Pensions, ice, training camp highlight labor talks

Published Jul. 26, 2012 5:48 p.m. ET

TORONTO (AP) -- The NHL Players Association made a number of presentations to owners on Thursday, as talks between the union and the NHL concluded for the week.

Player pensions, length of training camp and ice conditions were the topics of this round, as the two sides agreed to continue negotiations toward a new collective bargaining agreement on Monday in New York at the league offices.

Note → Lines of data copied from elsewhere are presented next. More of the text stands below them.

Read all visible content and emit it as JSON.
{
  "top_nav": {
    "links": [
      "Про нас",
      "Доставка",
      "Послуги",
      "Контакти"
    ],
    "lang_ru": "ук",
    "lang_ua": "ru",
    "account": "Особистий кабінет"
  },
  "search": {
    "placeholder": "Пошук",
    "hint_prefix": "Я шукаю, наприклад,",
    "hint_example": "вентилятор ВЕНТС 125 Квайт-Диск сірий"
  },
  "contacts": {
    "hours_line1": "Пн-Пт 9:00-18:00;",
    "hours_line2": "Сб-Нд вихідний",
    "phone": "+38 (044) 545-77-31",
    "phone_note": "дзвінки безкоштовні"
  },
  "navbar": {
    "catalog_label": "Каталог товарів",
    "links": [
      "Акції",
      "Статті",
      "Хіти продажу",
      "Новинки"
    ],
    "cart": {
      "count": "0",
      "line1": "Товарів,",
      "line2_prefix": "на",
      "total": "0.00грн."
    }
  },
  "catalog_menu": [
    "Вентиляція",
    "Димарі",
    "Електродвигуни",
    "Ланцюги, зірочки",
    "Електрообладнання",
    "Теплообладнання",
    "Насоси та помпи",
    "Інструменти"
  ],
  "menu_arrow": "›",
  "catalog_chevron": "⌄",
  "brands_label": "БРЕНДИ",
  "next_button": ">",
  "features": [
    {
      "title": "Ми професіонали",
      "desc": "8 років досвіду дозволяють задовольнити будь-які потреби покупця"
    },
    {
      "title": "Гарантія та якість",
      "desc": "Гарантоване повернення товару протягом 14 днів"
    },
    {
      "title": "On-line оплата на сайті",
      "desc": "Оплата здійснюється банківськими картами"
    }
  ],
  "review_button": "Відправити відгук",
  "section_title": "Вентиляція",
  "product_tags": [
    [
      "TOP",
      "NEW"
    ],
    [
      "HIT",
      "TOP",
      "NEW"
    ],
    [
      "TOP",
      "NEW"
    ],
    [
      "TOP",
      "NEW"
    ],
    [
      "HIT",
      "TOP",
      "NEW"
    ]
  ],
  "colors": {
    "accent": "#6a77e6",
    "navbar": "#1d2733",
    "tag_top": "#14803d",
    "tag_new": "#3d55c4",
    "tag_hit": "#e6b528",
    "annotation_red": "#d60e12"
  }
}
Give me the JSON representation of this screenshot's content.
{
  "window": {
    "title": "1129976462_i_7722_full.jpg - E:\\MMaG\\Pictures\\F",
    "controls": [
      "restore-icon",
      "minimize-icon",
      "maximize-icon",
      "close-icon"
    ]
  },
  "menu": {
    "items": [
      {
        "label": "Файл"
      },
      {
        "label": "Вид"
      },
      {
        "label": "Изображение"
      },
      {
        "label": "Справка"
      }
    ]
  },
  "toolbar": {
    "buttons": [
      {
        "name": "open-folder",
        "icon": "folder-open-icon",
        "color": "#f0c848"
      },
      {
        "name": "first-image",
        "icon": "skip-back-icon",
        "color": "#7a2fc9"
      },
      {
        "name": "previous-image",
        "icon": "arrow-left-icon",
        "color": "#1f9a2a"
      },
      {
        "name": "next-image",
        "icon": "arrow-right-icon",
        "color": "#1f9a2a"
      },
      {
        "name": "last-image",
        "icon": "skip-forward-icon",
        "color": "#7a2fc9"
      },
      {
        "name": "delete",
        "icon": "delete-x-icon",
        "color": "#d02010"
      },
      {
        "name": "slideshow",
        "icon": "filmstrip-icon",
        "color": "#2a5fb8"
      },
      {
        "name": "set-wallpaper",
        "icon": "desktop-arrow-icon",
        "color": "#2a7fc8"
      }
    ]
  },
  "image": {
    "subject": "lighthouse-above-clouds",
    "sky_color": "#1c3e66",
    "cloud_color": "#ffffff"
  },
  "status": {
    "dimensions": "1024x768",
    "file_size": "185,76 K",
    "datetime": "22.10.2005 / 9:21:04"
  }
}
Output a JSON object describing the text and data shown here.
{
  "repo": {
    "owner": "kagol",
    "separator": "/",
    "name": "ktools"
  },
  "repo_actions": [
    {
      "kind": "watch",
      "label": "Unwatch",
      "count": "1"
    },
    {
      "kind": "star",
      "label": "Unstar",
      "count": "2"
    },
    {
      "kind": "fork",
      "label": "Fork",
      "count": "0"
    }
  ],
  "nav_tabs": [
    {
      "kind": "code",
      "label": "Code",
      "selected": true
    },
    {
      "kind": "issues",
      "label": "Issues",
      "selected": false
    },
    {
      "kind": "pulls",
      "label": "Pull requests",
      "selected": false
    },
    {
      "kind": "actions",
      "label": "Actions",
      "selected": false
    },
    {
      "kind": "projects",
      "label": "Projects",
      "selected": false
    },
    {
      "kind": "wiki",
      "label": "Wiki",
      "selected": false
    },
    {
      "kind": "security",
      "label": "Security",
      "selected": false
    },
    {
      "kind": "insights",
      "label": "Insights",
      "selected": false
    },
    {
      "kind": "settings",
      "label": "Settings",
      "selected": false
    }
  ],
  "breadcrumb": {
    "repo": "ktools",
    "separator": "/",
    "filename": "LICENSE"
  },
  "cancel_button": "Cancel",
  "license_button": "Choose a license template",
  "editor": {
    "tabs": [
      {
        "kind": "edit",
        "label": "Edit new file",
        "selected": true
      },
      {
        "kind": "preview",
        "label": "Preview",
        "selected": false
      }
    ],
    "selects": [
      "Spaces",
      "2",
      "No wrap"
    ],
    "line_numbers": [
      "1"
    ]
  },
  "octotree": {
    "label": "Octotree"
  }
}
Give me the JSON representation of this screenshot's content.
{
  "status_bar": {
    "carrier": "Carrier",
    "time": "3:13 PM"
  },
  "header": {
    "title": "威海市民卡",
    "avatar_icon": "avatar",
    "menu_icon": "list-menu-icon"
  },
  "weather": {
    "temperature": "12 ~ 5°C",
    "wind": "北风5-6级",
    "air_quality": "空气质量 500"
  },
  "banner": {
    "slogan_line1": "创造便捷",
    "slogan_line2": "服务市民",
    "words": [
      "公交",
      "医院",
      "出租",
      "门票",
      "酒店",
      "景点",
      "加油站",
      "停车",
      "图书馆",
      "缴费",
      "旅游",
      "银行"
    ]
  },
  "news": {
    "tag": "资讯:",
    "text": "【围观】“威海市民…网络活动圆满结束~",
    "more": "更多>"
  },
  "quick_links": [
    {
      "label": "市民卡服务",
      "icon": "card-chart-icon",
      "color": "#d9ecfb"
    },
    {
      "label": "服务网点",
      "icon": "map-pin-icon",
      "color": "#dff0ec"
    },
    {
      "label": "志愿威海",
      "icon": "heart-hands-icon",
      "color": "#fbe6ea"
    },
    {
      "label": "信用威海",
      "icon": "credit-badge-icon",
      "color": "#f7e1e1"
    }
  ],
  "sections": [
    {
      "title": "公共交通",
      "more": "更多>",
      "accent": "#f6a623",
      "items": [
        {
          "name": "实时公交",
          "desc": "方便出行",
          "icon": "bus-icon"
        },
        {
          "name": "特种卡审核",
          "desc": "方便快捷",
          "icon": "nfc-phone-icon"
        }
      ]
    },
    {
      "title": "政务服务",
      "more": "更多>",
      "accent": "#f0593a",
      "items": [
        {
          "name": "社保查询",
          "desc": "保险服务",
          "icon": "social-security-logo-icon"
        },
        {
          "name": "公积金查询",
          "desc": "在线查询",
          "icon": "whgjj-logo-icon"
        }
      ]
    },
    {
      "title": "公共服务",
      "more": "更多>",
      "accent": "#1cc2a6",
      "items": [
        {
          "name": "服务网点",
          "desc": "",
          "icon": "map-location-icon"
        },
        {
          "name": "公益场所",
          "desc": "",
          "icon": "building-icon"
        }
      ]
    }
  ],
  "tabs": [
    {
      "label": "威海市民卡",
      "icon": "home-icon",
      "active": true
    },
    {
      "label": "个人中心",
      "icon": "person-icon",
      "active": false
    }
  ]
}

Mathieu Schneider, special assistant to NHLPA executive director Don Fehr, said the two sides were involved in open discussion and also broke into smaller groups. The former NHL defenseman added that benefits have not been updated since the 1990s, while training camp issues include the schedule, player testing and the amount of preseason games in which veterans would be expected to participate.

On the issue of conditions, NHL commissioner Gary Bettman said both sides want the "best ice possible." Typically, as the season wears on, and the playoffs are held in the late spring, ice conditions tend to diminish. However, with an influx of newer arenas throughout the league -- many of which have updated facilities to maintain the ice -- those problems appear to have been reduced.

For instance, in the Stanley Cup finals last June, neither New Jersey's Prudential Center nor Los Angeles' Staples Center had problems with their surfaces.

"The Players Association made a couple of presentations, one on player pensions and the other on player health care and insurance," Bettman said. "Then, there was a pretty good discussion on playing conditions in a smaller group, having to do with things like training camp and ice conditions."

The players say they are waiting for specific financial information from the owners before submitting a counterproposal. There will be additional meetings on Tuesday and Wednesday of next week, as well, in Manhattan.

The NHL has had two seasons disrupted by labor disputes over the past two decades. A lockout wiped out the entire 2004-05 season. Almost half of the 1994-95 season was wiped out by a labor dispute. The current collective bargaining agreement ends on Sept. 15.

The season is slated to begin on Oct. 11.